AFRICA EXCLUSIVE
Défis et émergence d'un continent

EBURKINA
Un appui de la Banque mondiale pour le développement numérique

L’Agence de promotion des TIC (ANPTIC) du Burkina Faso est financée à hauteur de 20 millions de dollars par la Banque mondiale. Le projet phare de ce programme est le eBurkina qui fera entrer le pays dans l’ère numérique. Il s’agit notamment de créer un environnement propice au développement numérique, à la gestion des données età la fourniture de services, ainsi qu’à mettre en place des infrastructures technologiques pour favoriserle développement des entreprises.

 

Faire mieux que d’autres pays qui ont fait un bond en avant dans le domaine numérique, le premier ministre Paul kabaThiéba estime que le Burkina Faso peut y arriver. Le ministère du développement de l’économie numérique et des postes a lancé des projets structurants qui vont dans ce sens, à l’instar du Backbone national en fibre optique.

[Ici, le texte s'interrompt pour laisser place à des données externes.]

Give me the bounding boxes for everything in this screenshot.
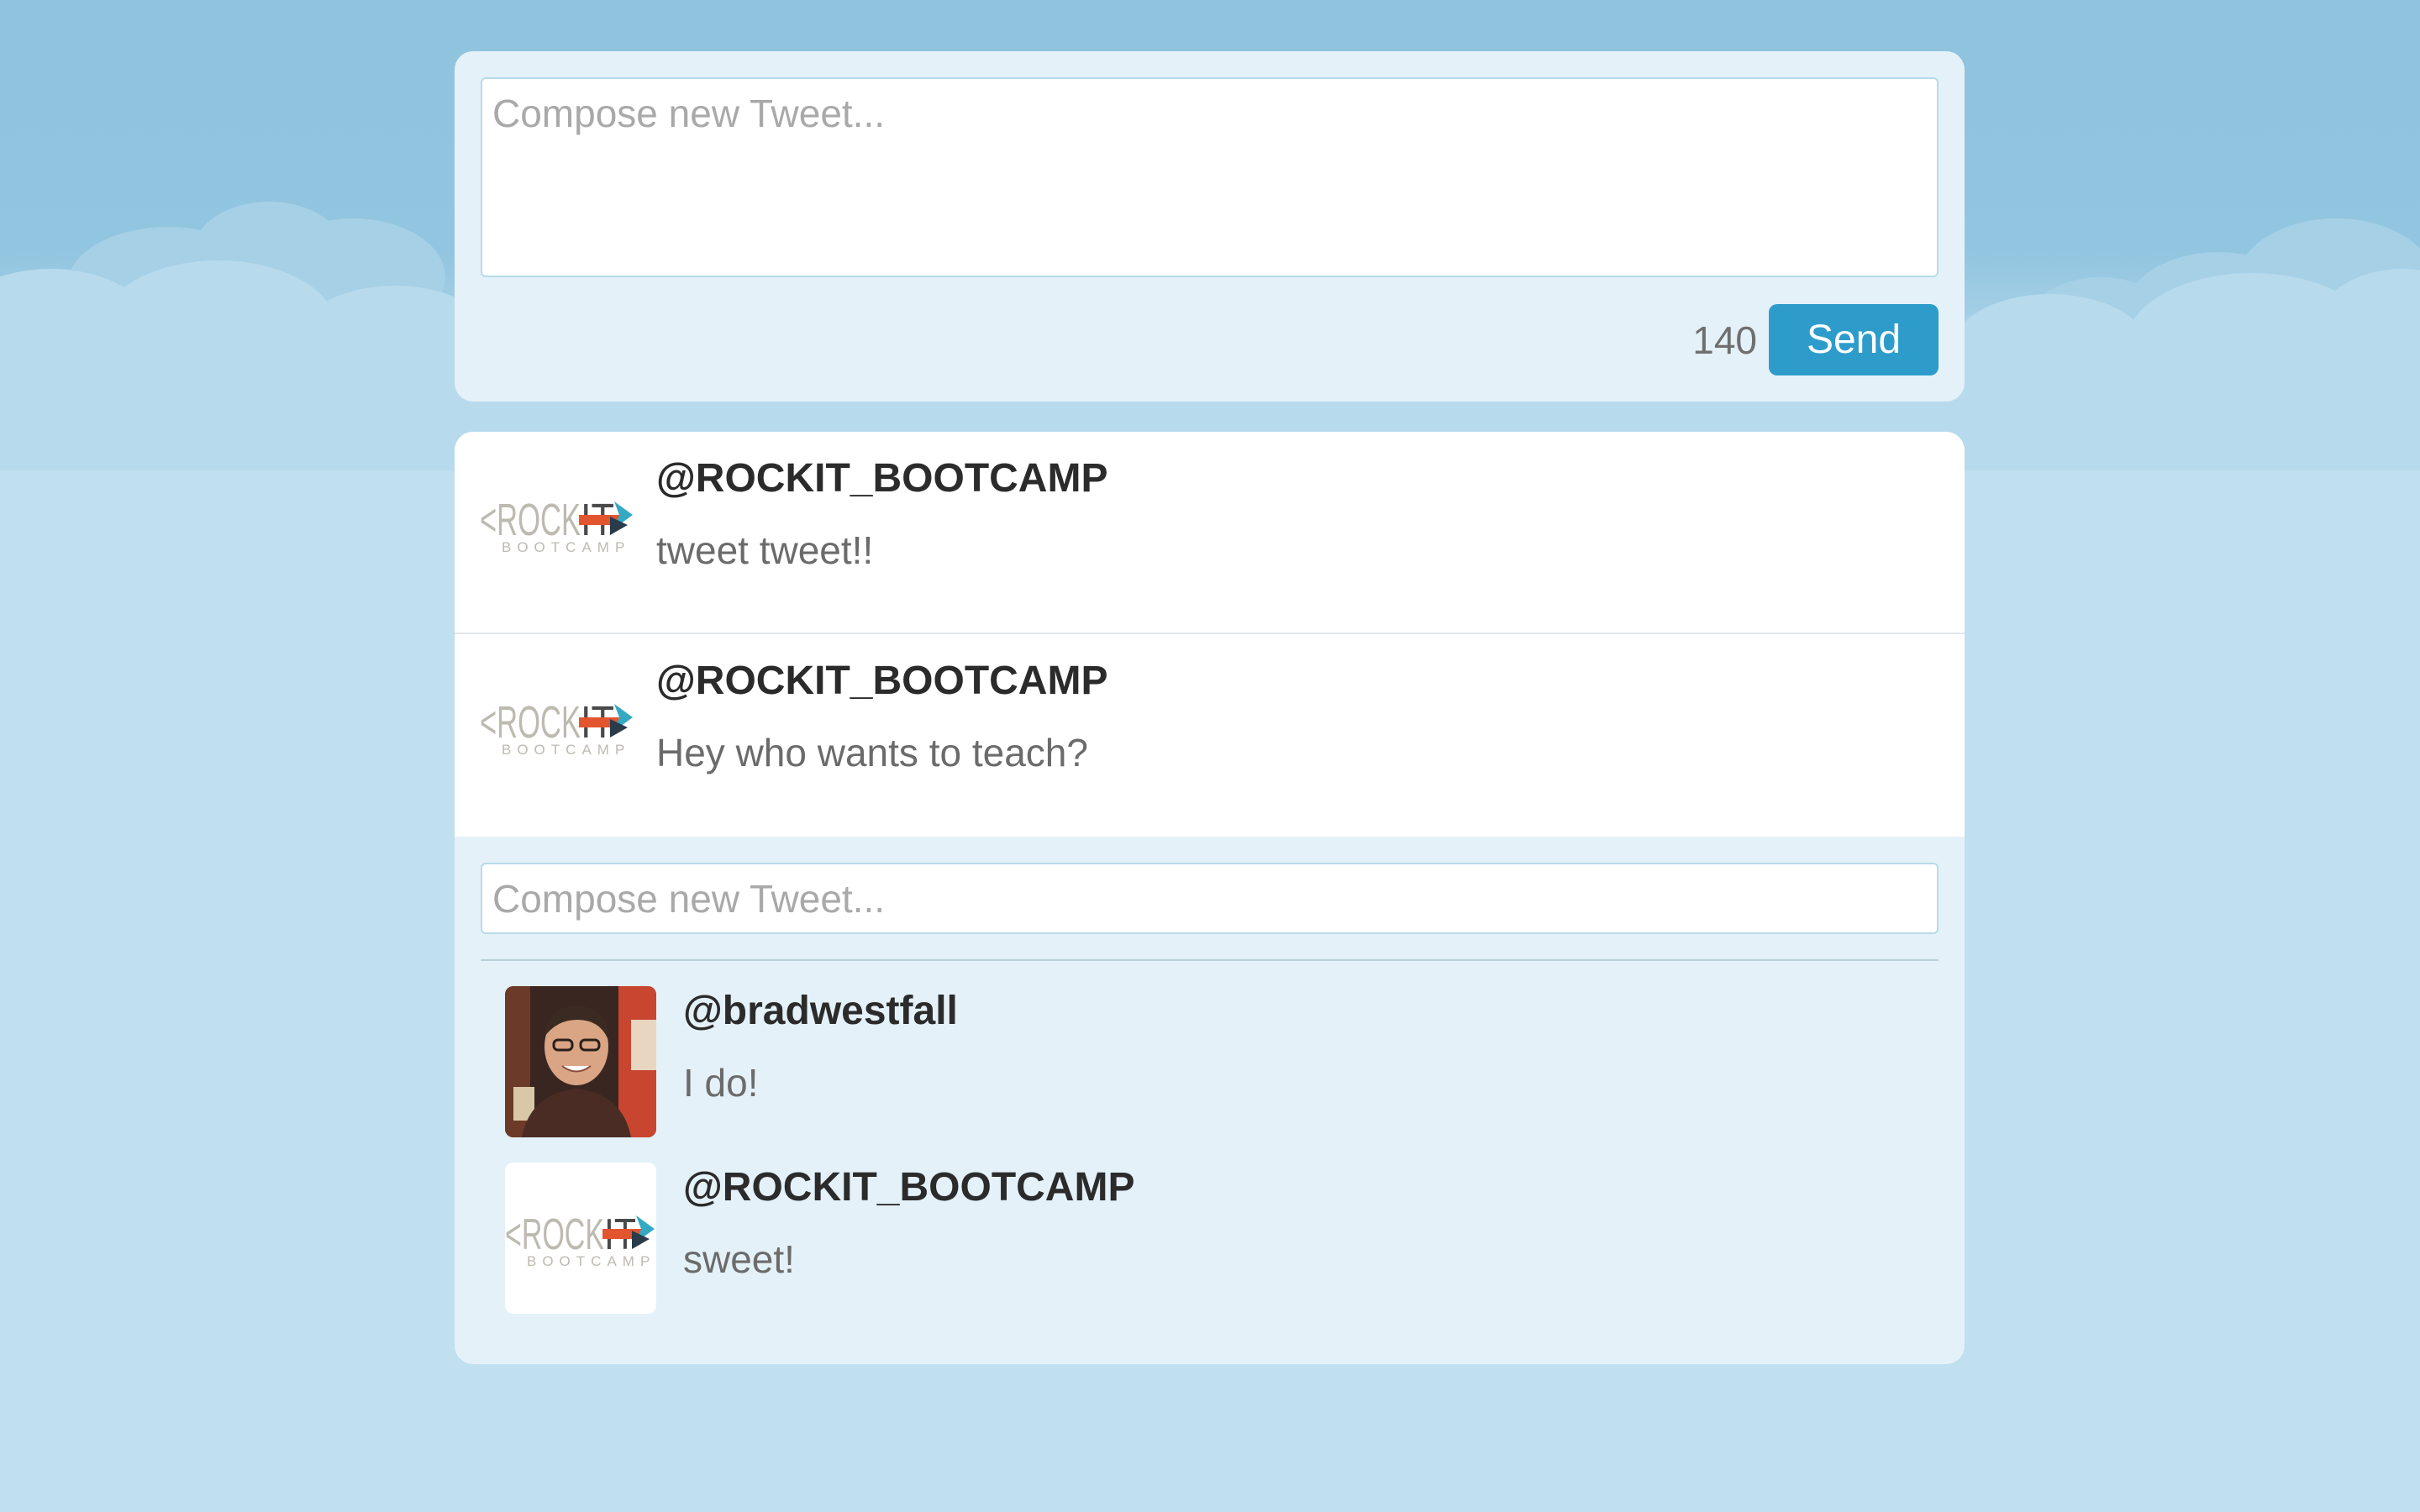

Le but est d’améliorer la connectivité qui est la condition sine qua none pour développer une industrie des services TIC. Le pays bénéficie aussi du Programme régional d’infrastructures de communication de l’Afrique de l’Ouest (PRICAO) instaurant l’interconnexion par la fibre optique avec le Ghana et bientôt avec le Bénin.

A défaut de ressources naturelles, le Burkina a tout à gagner en développant ses ressources… numériques. Le pays bénéficie de l’aide de la Banque mondiale à travers le projet eBurkina pour l’atteinte de cet objectif de développement. « Ce projet a pour ambition de favoriser le développement d’une plateforme numérique mutualisée où tous les organismes publics pourront recueillir, stocker, utiliser et partager des données, non seulement au sein du gouvernement, mais avec le secteur privé et l’ensemble de la population », a expliqué Cheick Fantamady Kanté.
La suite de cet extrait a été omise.